Objective. To develop item weights for QoL-AGHDA based on the social preferences of the general population as measured using EQ-5Dindex
Methods: An extended questionnaire containing all 25 items of QoL-AGHDA together with EQ-5D (a generic measure of health-related quality of life) was distributed to 1,200 individuals registered with the National Population Preference Panel. QoL-AGHDA item 'yes/no' responses were coded 1/0 respectively and entered as dummy variables in a stepwise OLS regression models in which EQ-5Dindex (a utility-weighted form of EQ-5D) was the dependent variable. The resultant regression coefficients provide estimates of the (dis)utility associated with each of the selected QoL-AGHDA items.

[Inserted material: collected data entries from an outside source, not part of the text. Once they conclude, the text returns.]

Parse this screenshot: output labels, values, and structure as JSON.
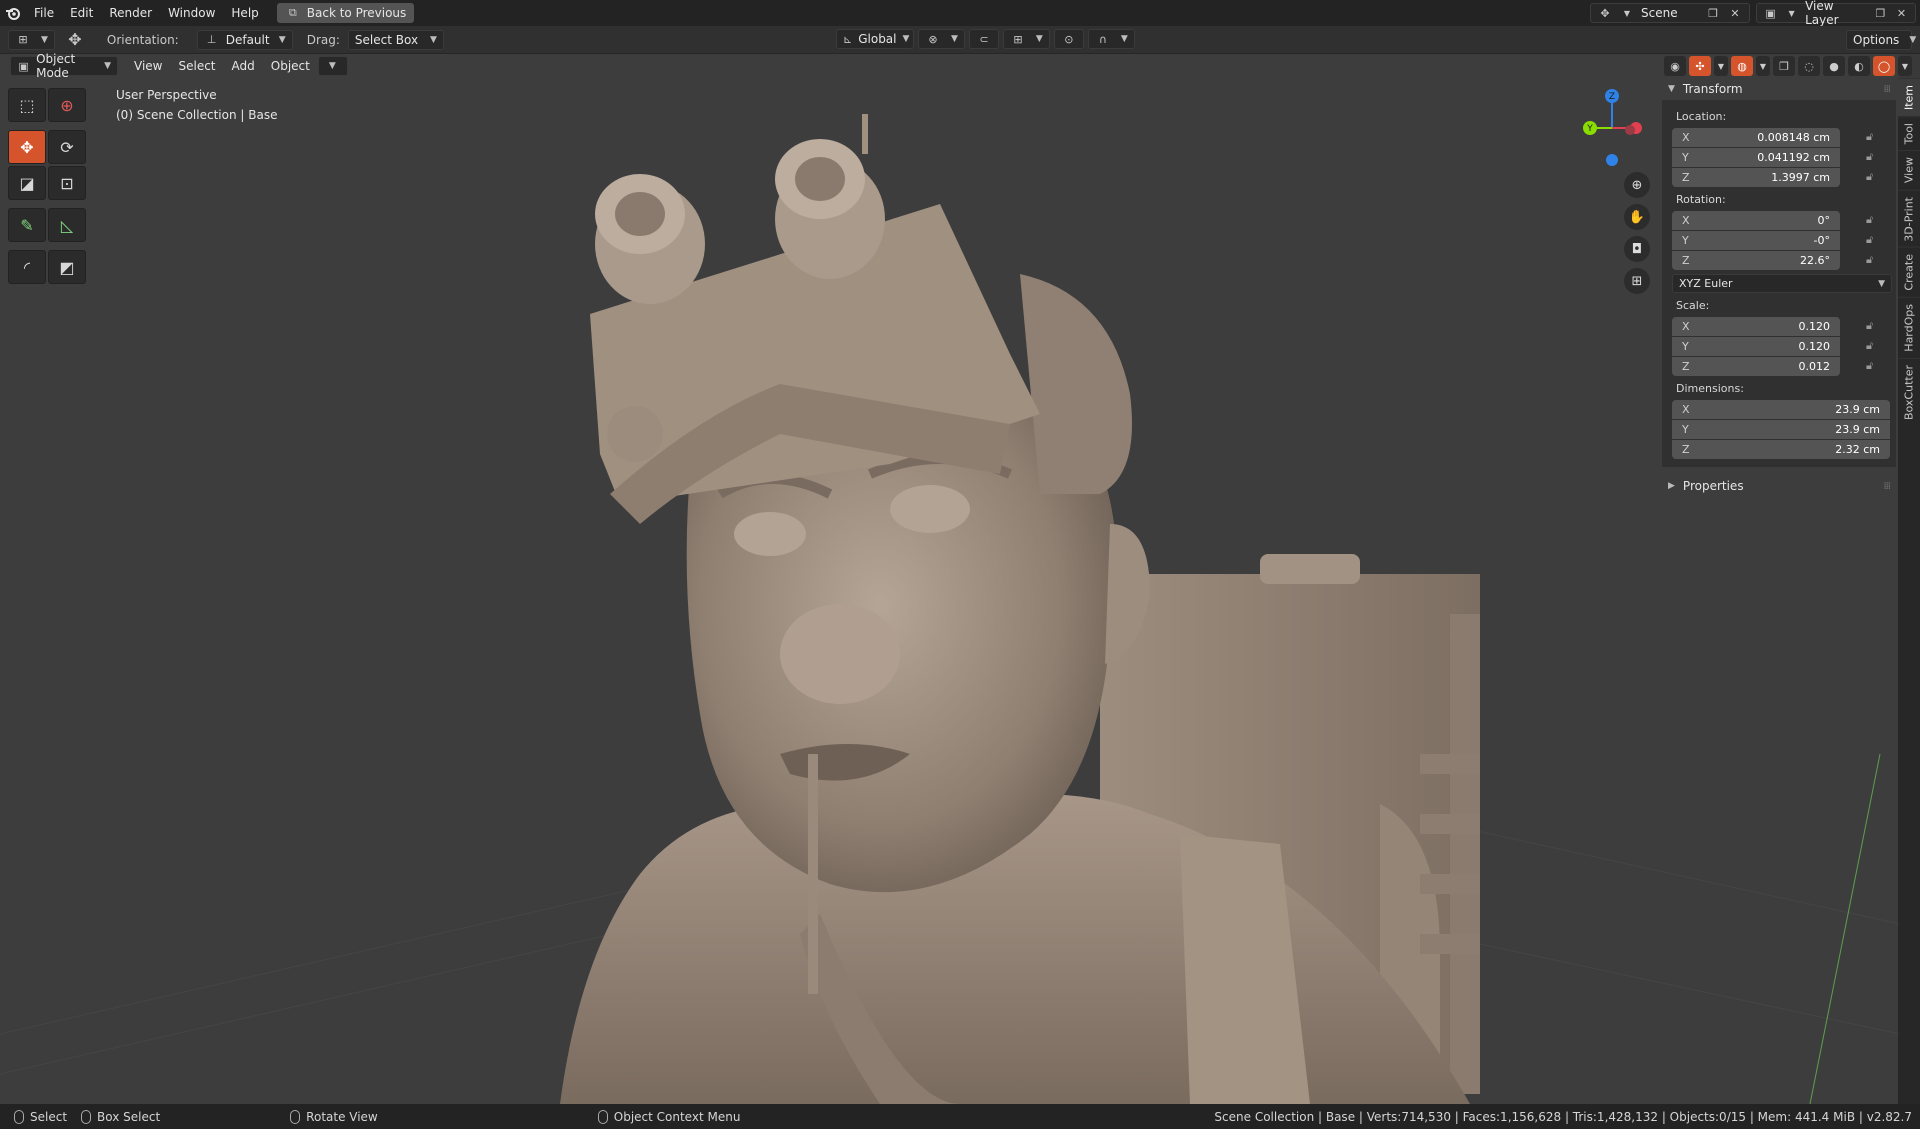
{
  "menubar": {
    "items": [
      "File",
      "Edit",
      "Render",
      "Window",
      "Help"
    ],
    "back_button": "Back to Previous",
    "scene": "Scene",
    "view_layer": "View Layer"
  },
  "tool_settings": {
    "orientation_label": "Orientation:",
    "orientation_value": "Default",
    "drag_label": "Drag:",
    "drag_value": "Select Box",
    "transform_orientation": "Global",
    "options_label": "Options"
  },
  "viewport_header": {
    "mode": "Object Mode",
    "menus": [
      "View",
      "Select",
      "Add",
      "Object"
    ]
  },
  "viewport": {
    "perspective": "User Perspective",
    "collection": "(0) Scene Collection | Base"
  },
  "gizmo": {
    "axes": [
      "Z",
      "Y"
    ],
    "colors": {
      "x": "#e0404f",
      "y": "#8bdc00",
      "z": "#2f83e8"
    }
  },
  "npanel": {
    "transform_title": "Transform",
    "location_label": "Location:",
    "location": [
      {
        "axis": "X",
        "value": "0.008148 cm"
      },
      {
        "axis": "Y",
        "value": "0.041192 cm"
      },
      {
        "axis": "Z",
        "value": "1.3997 cm"
      }
    ],
    "rotation_label": "Rotation:",
    "rotation": [
      {
        "axis": "X",
        "value": "0°"
      },
      {
        "axis": "Y",
        "value": "-0°"
      },
      {
        "axis": "Z",
        "value": "22.6°"
      }
    ],
    "rotation_mode": "XYZ Euler",
    "scale_label": "Scale:",
    "scale": [
      {
        "axis": "X",
        "value": "0.120"
      },
      {
        "axis": "Y",
        "value": "0.120"
      },
      {
        "axis": "Z",
        "value": "0.012"
      }
    ],
    "dimensions_label": "Dimensions:",
    "dimensions": [
      {
        "axis": "X",
        "value": "23.9 cm"
      },
      {
        "axis": "Y",
        "value": "23.9 cm"
      },
      {
        "axis": "Z",
        "value": "2.32 cm"
      }
    ],
    "properties_title": "Properties"
  },
  "sidebar_tabs": [
    "Item",
    "Tool",
    "View",
    "3D-Print",
    "Create",
    "HardOps",
    "BoxCutter"
  ],
  "statusbar": {
    "select": "Select",
    "box_select": "Box Select",
    "rotate_view": "Rotate View",
    "context_menu": "Object Context Menu",
    "stats": "Scene Collection | Base | Verts:714,530 | Faces:1,156,628 | Tris:1,428,132 | Objects:0/15 | Mem: 441.4 MiB | v2.82.7"
  },
  "accent_color": "#d5542b",
  "icons": [
    "blender-logo-icon",
    "back-icon",
    "scene-icon",
    "view-layer-icon",
    "select-box-tool-icon",
    "cursor-tool-icon",
    "move-tool-icon",
    "rotate-tool-icon",
    "scale-tool-icon",
    "transform-tool-icon",
    "annotate-tool-icon",
    "measure-tool-icon",
    "zoom-icon",
    "hand-pan-icon",
    "camera-icon",
    "grid-icon",
    "lock-icon"
  ]
}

Results: 1024 responses were analysed. Nine individual items from the full QoL-AGHDA met the selection criteria for inclusion in the OLS model. These items included 'It takes a lot of effort for me to do simple tasks' which dominated all others with a beta-coefficient (0.276) that was 3 times greater than the next highest valued item. The individual weighted index computed using these beta-coefficients correlated well with the corresponding EQ-5D score (r2=0.476) and followed the same general pattern in discriminating between levels of self-assessed health status (excellent/very good/good/fair/poor).
Conclusions: Item weights for QOL-AGHDA, derived from the social preferences of the general population can be used to generate an index form of QoL-AGHDA that has legitimacy in cost-utility analysis.